民達はアムル・ソンリッサを歓迎し、万歳した。
アカツキはその様子を遠くから見ていた。
そして玉座に集められた。
玉座にはアムル・ソンリッサが座り、一段下に暗黒卿が立っている。ヴィルヘルム、ブロッソ、アカツキ、そしてマルス分隊長や他の代表の分隊長が下座にいた。
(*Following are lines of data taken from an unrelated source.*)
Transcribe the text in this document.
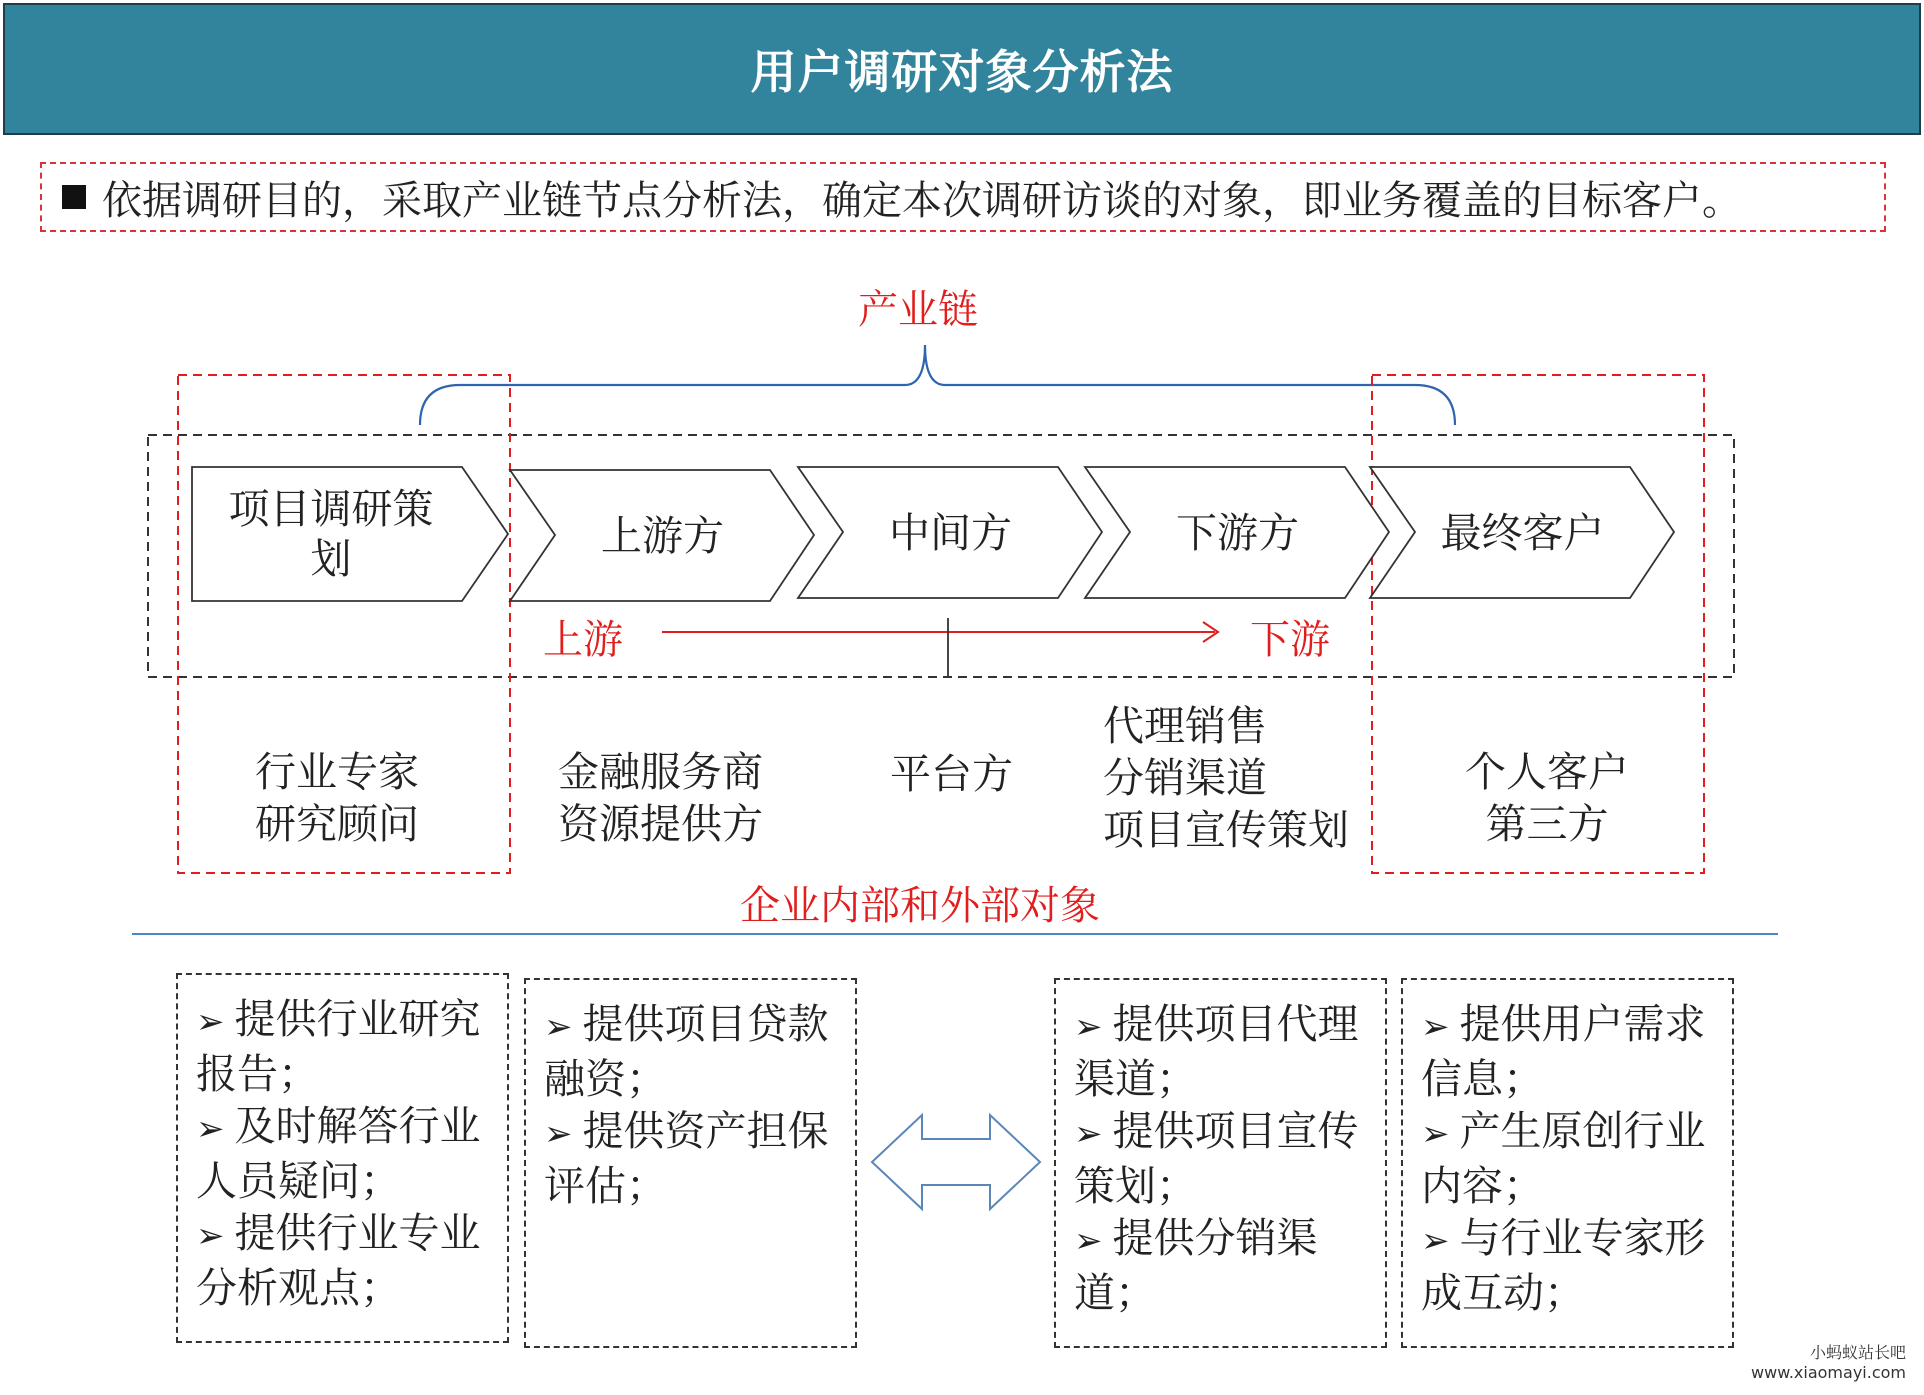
用户调研对象分析法
依据调研目的，采取产业链节点分析法，确定本次调研访谈的对象，即业务覆盖的目标客户。
产业链
项目调研策划	上游方	中间方	下游方	最终客户
上游	下游
行业专家
研究顾问
金融服务商
资源提供方
平台方
代理销售
分销渠道
项目宣传策划
个人客户
第三方
企业内部和外部对象
➢ 提供行业研究报告；
➢ 及时解答行业人员疑问；
➢ 提供行业专业分析观点；
➢ 提供项目贷款融资；
➢ 提供资产担保评估；
➢ 提供项目代理渠道；
➢ 提供项目宣传策划；
➢ 提供分销渠道；
➢ 提供用户需求信息；
➢ 产生原创行业内容；
➢ 与行业专家形成互动；
小蚂蚁站长吧
www.xiaomayi.com
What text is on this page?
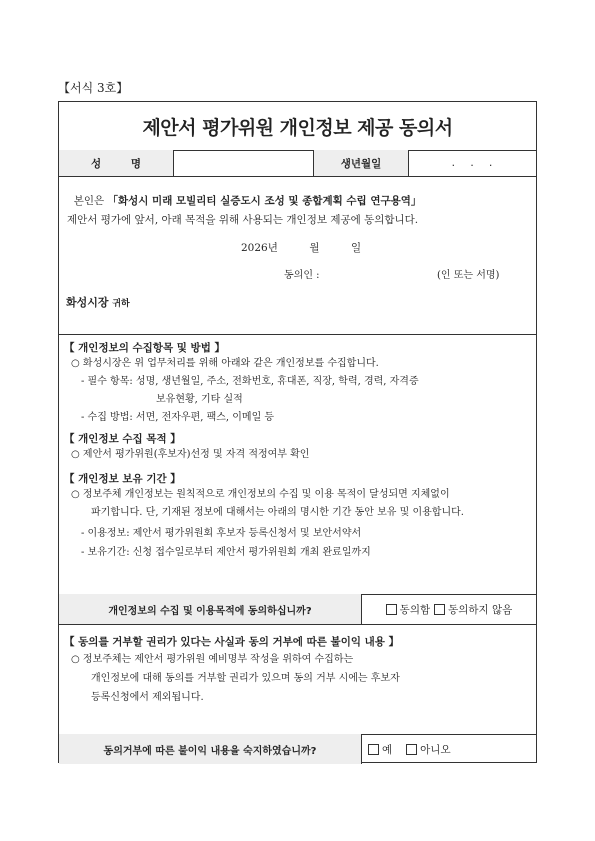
【서식 3호】
제안서 평가위원 개인정보 제공 동의서
성 명	생년월일	. . .
본인은 「화성시 미래 모빌리티 실증도시 조성 및 종합계획 수립 연구용역」
제안서 평가에 앞서, 아래 목적을 위해 사용되는 개인정보 제공에 동의합니다.
2026년　　　월　　　일
동의인 :	(인 또는 서명)
화성시장 귀하
【 개인정보의 수집항목 및 방법 】
○ 화성시장은 위 업무처리를 위해 아래와 같은 개인정보를 수집합니다.
- 필수 항목: 성명, 생년월일, 주소, 전화번호, 휴대폰, 직장, 학력, 경력, 자격증
보유현황, 기타 실적
- 수집 방법: 서면, 전자우편, 팩스, 이메일 등
【 개인정보 수집 목적 】
○ 제안서 평가위원(후보자)선정 및 자격 적정여부 확인
【 개인정보 보유 기간 】
○ 정보주체 개인정보는 원칙적으로 개인정보의 수집 및 이용 목적이 달성되면 지체없이
파기합니다. 단, 기재된 정보에 대해서는 아래의 명시한 기간 동안 보유 및 이용합니다.
- 이용정보: 제안서 평가위원회 후보자 등록신청서 및 보안서약서
- 보유기간: 신청 접수일로부터 제안서 평가위원회 개최 완료일까지
개인정보의 수집 및 이용목적에 동의하십니까?	동의함 동의하지 않음
【 동의를 거부할 권리가 있다는 사실과 동의 거부에 따른 불이익 내용 】
○ 정보주체는 제안서 평가위원 예비명부 작성을 위하여 수집하는
개인정보에 대해 동의를 거부할 권리가 있으며 동의 거부 시에는 후보자
등록신청에서 제외됩니다.
동의거부에 따른 불이익 내용을 숙지하였습니까?	예	아니오
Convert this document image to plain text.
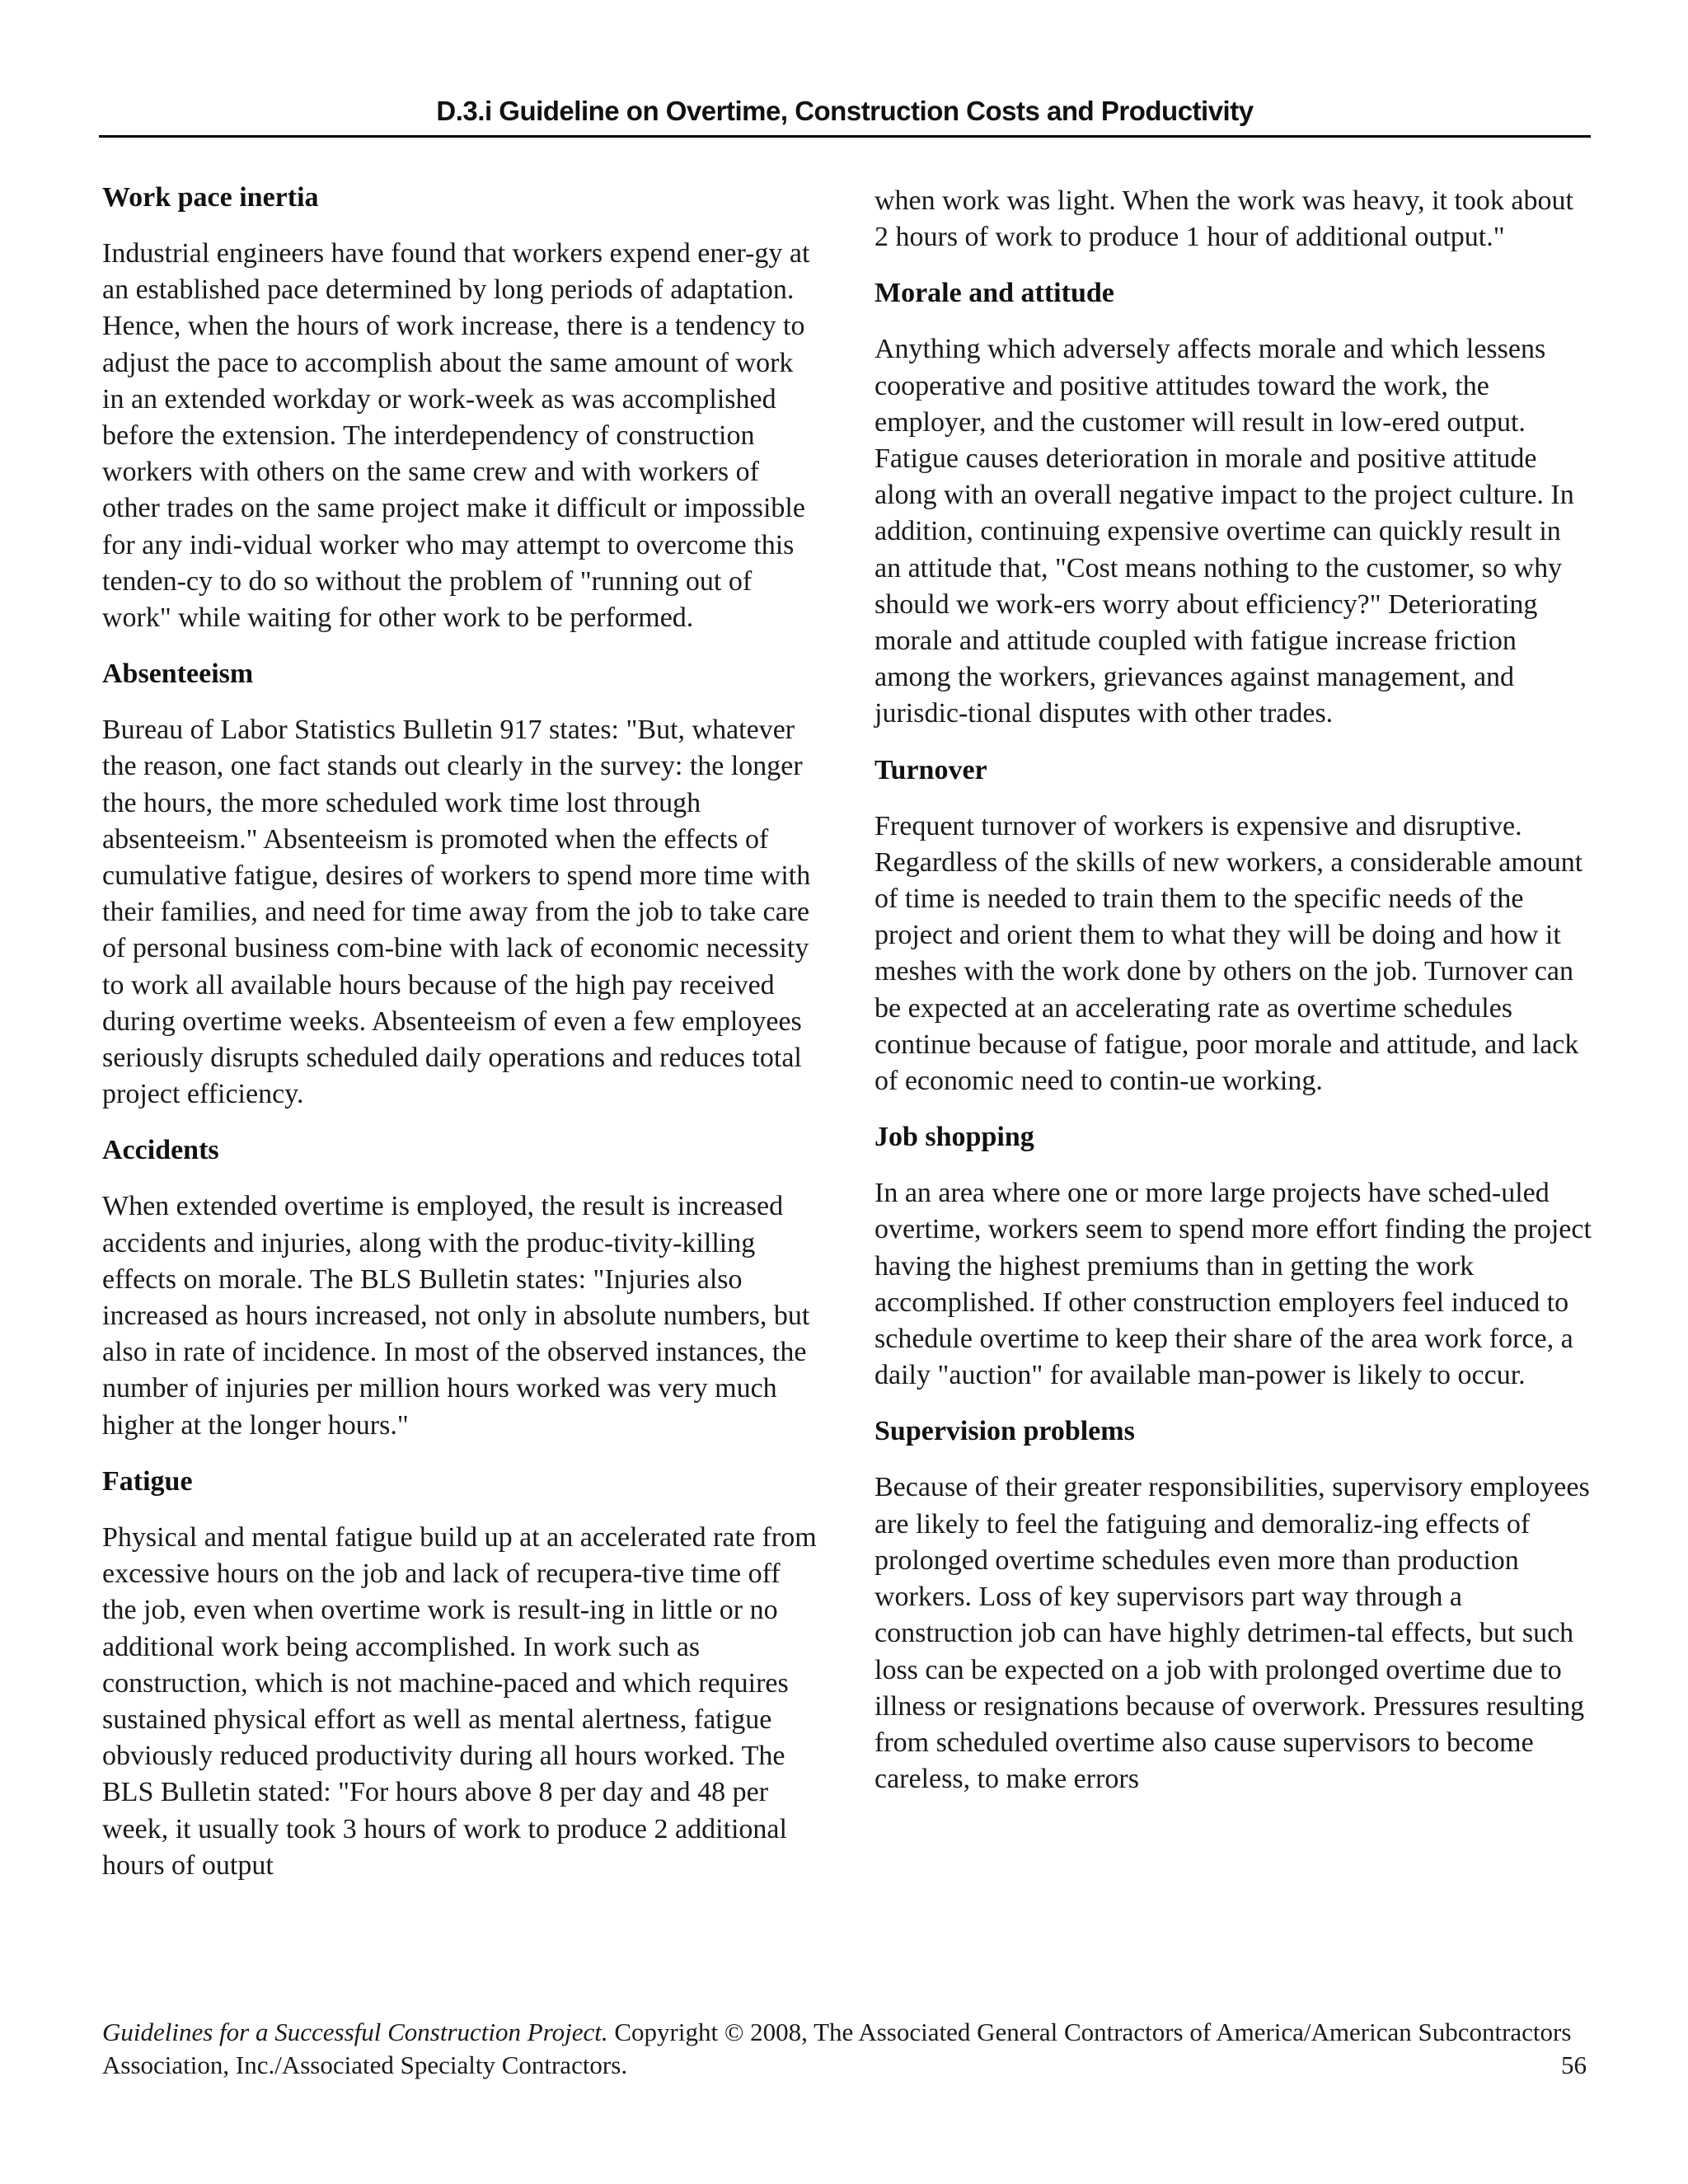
D.3.i Guideline on Overtime, Construction Costs and Productivity
Work pace inertia

Industrial engineers have found that workers expend ener-gy at an established pace determined by long periods of adaptation. Hence, when the hours of work increase, there is a tendency to adjust the pace to accomplish about the same amount of work in an extended workday or work-week as was accomplished before the extension. The interdependency of construction workers with others on the same crew and with workers of other trades on the same project make it difficult or impossible for any indi-vidual worker who may attempt to overcome this tenden-cy to do so without the problem of "running out of work" while waiting for other work to be performed.

Absenteeism

Bureau of Labor Statistics Bulletin 917 states: "But, whatever the reason, one fact stands out clearly in the survey: the longer the hours, the more scheduled work time lost through absenteeism." Absenteeism is promoted when the effects of cumulative fatigue, desires of workers to spend more time with their families, and need for time away from the job to take care of personal business com-bine with lack of economic necessity to work all available hours because of the high pay received during overtime weeks. Absenteeism of even a few employees seriously disrupts scheduled daily operations and reduces total project efficiency.

Accidents

When extended overtime is employed, the result is increased accidents and injuries, along with the produc-tivity-killing effects on morale. The BLS Bulletin states: "Injuries also increased as hours increased, not only in absolute numbers, but also in rate of incidence. In most of the observed instances, the number of injuries per million hours worked was very much higher at the longer hours."

Fatigue

Physical and mental fatigue build up at an accelerated rate from excessive hours on the job and lack of recupera-tive time off the job, even when overtime work is result-ing in little or no additional work being accomplished. In work such as construction, which is not machine-paced and which requires sustained physical effort as well as mental alertness, fatigue obviously reduced productivity during all hours worked. The BLS Bulletin stated: "For hours above 8 per day and 48 per week, it usually took 3 hours of work to produce 2 additional hours of output

when work was light. When the work was heavy, it took about 2 hours of work to produce 1 hour of additional output."

Morale and attitude

Anything which adversely affects morale and which lessens cooperative and positive attitudes toward the work, the employer, and the customer will result in low-ered output. Fatigue causes deterioration in morale and positive attitude along with an overall negative impact to the project culture. In addition, continuing expensive overtime can quickly result in an attitude that, "Cost means nothing to the customer, so why should we work-ers worry about efficiency?" Deteriorating morale and attitude coupled with fatigue increase friction among the workers, grievances against management, and jurisdic-tional disputes with other trades.

Turnover

Frequent turnover of workers is expensive and disruptive. Regardless of the skills of new workers, a considerable amount of time is needed to train them to the specific needs of the project and orient them to what they will be doing and how it meshes with the work done by others on the job. Turnover can be expected at an accelerating rate as overtime schedules continue because of fatigue, poor morale and attitude, and lack of economic need to contin-ue working.

Job shopping

In an area where one or more large projects have sched-uled overtime, workers seem to spend more effort finding the project having the highest premiums than in getting the work accomplished. If other construction employers feel induced to schedule overtime to keep their share of the area work force, a daily "auction" for available man-power is likely to occur.

Supervision problems

Because of their greater responsibilities, supervisory employees are likely to feel the fatiguing and demoraliz-ing effects of prolonged overtime schedules even more than production workers. Loss of key supervisors part way through a construction job can have highly detrimen-tal effects, but such loss can be expected on a job with prolonged overtime due to illness or resignations because of overwork. Pressures resulting from scheduled overtime also cause supervisors to become careless, to make errors

Guidelines for a Successful Construction Project. Copyright © 2008, The Associated General Contractors of America/American Subcontractors Association, Inc./Associated Specialty Contractors.	56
だが、決してアカツキは頭も下げず、腰も折らなかった。アムル・ソンリッサも気にしない様子だった。
「略式だが論功行賞を行う」
アムル・ソンリッサが口を開く。
「第一の功をマルス分隊長とする」
驚きの声が上がった。
「マルス分隊長には将軍位を与え、この地の太守を務めてもらう。できるな?」
「はっ!」
マルス分隊長は跪き声高に応じた。
「必要な物があればいつでも言え。これが太守の印だ」
暗黒卿が受け取りツカツカと段を下りてマルス分隊長に印綬を差し出した。
「ありがたき幸せに存じます! し、しかし、本当にそれがしでよろしいのでございましょうか。もともとはブロッソ将軍の立てた計略です。我々では到底決断することができませんでした」
「正直だな。第二の功はそのブロッソだ。大陸統一にはお前の武が必要だ。頼りにしている」
「ははっ!」
ブロッソが跪く。
「そういうわけだマルス将軍。ブロッソの力はまだまだ必要なのだ」
アムル・ソンリッサが言うとマルス将軍は再び跪いたまま頭を下げた。
「さて、第三の功だが。アカツキ、お前だ」
「フン」
アカツキが応じると、ヴィルヘルムが慌てて跪く様に促した。
「俺はお前に膝を折るつもりは無い」
アカツキは堂々と応じた。
「構わぬ。コルテスを討った功だ。良くやった」
「フン」
「以上だ。残りの手柄は本城にて詳しく検分する」
そして全てをマルス将軍と分隊長達に任せてアムル・ソンリッサは引き上げの命令を出したのだった。